The survivor, 36-year-old Salvador Alvarenga, wasn’t talking much, and the few interviews he did grant were short on details. So rumors swirled.
Could the story be a coax. Chances were it was real based on the facts that were checked out. And what happened to his fishing partner, Ezequiel Córdoba, who reportedly died at some point during the drift? Could the survivor have killed the 22-year-old and eaten his flesh to stay alive?
Assumptions like these circulated until the story drifted out of the spotlight. Now for the first time, The Guardian reporter Jonathan Franklin offers the most detailed look at the endeavor in an excerpt from his new book 438 Days.

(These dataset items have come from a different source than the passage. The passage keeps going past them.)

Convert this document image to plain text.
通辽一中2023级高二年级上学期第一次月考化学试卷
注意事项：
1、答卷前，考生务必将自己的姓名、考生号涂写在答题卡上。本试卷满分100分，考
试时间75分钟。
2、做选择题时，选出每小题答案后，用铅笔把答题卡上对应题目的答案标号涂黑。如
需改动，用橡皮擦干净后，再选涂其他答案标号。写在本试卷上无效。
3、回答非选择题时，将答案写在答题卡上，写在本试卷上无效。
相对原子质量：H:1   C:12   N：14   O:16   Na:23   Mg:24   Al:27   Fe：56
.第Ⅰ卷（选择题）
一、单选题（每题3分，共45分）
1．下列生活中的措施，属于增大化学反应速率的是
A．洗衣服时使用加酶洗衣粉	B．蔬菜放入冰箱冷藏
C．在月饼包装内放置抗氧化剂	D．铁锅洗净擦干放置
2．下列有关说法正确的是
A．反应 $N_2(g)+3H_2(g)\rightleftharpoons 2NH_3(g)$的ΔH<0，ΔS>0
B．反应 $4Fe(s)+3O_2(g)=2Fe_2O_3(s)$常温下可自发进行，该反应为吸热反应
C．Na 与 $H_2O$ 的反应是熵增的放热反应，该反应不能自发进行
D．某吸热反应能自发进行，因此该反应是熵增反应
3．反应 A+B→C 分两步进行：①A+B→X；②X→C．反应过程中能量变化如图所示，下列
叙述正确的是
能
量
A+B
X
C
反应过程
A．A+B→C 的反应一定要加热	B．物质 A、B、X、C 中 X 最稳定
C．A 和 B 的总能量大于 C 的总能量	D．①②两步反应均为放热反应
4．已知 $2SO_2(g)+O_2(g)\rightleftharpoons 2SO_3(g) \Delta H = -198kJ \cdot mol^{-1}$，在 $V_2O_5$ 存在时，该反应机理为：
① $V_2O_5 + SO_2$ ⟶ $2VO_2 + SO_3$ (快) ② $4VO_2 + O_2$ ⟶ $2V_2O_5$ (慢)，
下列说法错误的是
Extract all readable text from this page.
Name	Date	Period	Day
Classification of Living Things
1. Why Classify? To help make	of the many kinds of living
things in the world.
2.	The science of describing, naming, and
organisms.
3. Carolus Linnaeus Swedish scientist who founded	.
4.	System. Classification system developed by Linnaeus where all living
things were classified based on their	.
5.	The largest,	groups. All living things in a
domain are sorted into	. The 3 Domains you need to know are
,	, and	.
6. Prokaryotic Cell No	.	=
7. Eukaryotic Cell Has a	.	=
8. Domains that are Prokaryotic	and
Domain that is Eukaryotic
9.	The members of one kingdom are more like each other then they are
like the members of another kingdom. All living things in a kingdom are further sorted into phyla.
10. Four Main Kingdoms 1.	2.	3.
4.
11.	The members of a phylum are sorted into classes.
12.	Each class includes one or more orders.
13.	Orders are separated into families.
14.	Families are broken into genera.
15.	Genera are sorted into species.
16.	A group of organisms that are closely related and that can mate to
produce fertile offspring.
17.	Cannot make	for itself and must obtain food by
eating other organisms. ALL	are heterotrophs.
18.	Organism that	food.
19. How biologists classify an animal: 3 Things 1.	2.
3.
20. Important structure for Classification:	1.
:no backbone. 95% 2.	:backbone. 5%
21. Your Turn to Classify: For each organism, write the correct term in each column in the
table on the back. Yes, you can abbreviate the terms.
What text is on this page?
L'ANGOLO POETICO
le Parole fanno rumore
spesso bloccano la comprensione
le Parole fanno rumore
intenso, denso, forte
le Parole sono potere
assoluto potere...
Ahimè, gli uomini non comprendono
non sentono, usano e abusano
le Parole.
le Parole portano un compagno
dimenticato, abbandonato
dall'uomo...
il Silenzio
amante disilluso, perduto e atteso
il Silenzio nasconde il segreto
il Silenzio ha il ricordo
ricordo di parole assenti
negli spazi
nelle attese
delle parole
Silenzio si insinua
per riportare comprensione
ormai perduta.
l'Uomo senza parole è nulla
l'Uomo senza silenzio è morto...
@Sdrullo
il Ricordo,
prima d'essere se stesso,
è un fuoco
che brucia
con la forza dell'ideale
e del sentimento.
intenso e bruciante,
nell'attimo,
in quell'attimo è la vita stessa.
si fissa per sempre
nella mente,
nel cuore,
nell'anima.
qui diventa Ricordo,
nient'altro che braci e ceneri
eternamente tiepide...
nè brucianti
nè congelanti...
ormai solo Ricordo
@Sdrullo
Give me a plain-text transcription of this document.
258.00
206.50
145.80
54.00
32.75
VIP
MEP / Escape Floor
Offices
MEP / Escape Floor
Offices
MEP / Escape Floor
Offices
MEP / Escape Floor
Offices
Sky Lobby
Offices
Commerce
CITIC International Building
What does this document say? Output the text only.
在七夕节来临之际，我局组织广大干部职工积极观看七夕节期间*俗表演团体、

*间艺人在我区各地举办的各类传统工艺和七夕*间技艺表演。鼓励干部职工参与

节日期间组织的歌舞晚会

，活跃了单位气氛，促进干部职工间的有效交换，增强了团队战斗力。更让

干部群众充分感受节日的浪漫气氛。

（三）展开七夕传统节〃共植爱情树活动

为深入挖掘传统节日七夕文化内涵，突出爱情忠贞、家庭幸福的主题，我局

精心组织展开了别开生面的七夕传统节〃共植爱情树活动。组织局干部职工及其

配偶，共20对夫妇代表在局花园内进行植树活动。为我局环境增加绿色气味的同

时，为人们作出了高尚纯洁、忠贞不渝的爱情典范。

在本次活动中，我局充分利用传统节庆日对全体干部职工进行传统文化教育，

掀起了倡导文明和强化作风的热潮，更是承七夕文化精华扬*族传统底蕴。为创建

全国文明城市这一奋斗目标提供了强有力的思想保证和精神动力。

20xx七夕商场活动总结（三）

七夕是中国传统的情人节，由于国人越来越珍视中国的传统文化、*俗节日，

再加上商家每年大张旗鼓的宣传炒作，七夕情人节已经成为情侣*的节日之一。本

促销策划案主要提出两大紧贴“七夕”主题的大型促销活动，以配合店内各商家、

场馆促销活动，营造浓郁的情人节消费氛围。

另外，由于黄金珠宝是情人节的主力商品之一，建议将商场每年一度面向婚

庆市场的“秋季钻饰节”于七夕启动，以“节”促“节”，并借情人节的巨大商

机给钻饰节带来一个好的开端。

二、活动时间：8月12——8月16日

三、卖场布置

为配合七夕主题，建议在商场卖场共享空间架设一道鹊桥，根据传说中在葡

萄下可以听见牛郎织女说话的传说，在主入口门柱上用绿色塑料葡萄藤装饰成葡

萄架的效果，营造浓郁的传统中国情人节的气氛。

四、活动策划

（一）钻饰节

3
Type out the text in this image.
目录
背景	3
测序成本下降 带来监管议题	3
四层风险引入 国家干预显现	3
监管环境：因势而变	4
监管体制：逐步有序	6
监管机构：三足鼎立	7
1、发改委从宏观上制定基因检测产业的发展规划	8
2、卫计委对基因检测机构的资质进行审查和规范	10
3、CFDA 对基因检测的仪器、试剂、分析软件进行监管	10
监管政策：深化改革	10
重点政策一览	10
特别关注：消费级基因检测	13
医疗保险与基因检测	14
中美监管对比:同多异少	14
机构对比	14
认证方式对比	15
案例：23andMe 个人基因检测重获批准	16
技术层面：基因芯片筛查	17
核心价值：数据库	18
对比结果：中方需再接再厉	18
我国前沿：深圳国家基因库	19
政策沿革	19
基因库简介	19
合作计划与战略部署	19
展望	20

Long story short, Alvarenga did not murder his fishing partner, at least that’s what he says. Cordoba apparently died a little more than two months into the voyage largely due to a mental breakdown where he refused to eat. His body grew weaker and weaker until one day he died, Alvarenga says.
“He asked me to tell his mother that he was sad he could not say goodbye and that she shouldn’t make any more tamales for him – they should let him go, that he had gone with God,” Alvarenga said according to The Guardian excerpt.
He did do something rather strange, however, once Cordoba had died. According to his own account, Alvarenga sat with the man’s corpse for six days speaking to him in full conversation until suddenly on a moonless light as if lifted out of a trance he snapped out of it.
Shocked to find himself speaking to a dead man, he then washed the man’s feet and stripped his body of clothing and dumped him in the water. As he did this, he fainted.
Alvarenga said he survived the remaining year by keeping his mind active, imagining he was strolling along a beach instead of pacing the deck. Finally, after 14 months at sea he spotted land. It was the Ebon Atoll on the southern tip of the 1,156 islands that make up the Republic of the Marshall Islands.
It is one of the most remote spots on earth, so if Alvarenga hadn’t drifted close enough to the island to make land he could have been at sea for many months longer. It was then that reporters flocked to the tiny island for a glimpse at the man behind this miraculous story.